"
Perhaps you think him a very foolish little fellow; but I do not.
It is always good to be loyal and ready to endure to the end.
It is but an hour and a quarter that the train usually takes to pass
from Munich to the Wurm-See or Lake of Starnberg but this morning the
journey was much slower, because the way was encumbered by snow. When
it did reach Possenhofen and stop, and the Nuernberg stove was lifted
out once more, August could see through the fretwork of the brass
door, as the stove stood upright facing the lake, that this Wurm-See
was a calm and noble piece of water, of great width, with low wooded
banks and distant mountains, a peaceful, serene place, full of rest.

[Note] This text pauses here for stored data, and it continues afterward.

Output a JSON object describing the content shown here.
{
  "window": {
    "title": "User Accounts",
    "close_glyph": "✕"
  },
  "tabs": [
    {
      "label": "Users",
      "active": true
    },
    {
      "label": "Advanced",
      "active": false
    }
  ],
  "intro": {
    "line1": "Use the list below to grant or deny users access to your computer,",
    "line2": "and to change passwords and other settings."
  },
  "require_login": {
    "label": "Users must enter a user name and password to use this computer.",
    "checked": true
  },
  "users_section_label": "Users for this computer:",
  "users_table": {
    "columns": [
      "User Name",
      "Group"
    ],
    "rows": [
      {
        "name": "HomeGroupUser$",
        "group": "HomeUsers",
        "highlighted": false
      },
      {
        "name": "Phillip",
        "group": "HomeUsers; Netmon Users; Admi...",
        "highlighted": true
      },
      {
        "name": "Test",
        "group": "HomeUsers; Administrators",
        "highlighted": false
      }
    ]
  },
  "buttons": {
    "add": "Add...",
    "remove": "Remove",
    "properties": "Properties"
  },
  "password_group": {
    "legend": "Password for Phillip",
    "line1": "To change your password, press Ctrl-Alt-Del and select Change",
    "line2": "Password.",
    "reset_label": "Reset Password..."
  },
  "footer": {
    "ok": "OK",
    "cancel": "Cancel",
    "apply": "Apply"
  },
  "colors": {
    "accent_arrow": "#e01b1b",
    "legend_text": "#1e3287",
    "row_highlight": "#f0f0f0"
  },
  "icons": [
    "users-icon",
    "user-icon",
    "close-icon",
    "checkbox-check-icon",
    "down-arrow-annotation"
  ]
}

It was now near ten o'clock. The sun had come forth; there was a clear
gray sky hereabouts; the snow was not falling, though it lay white and
smooth everywhere, down to the edge of the water, which before long
would itself be ice.
Before he had time to get more than a glimpse of the green gliding
surface, the stove was again lifted up and placed on a large boat that
was in waiting--one of those very long and huge boats which the women
in these parts use as laundries, and the men as timber-rafts. The
stove, with much labour and much expenditure of time and care, was
hoisted into this, and August would have grown sick and giddy with the
heaving and falling if his big brothers had not long used him to such
tossing about, so that he was as much at ease head, as feet, downward.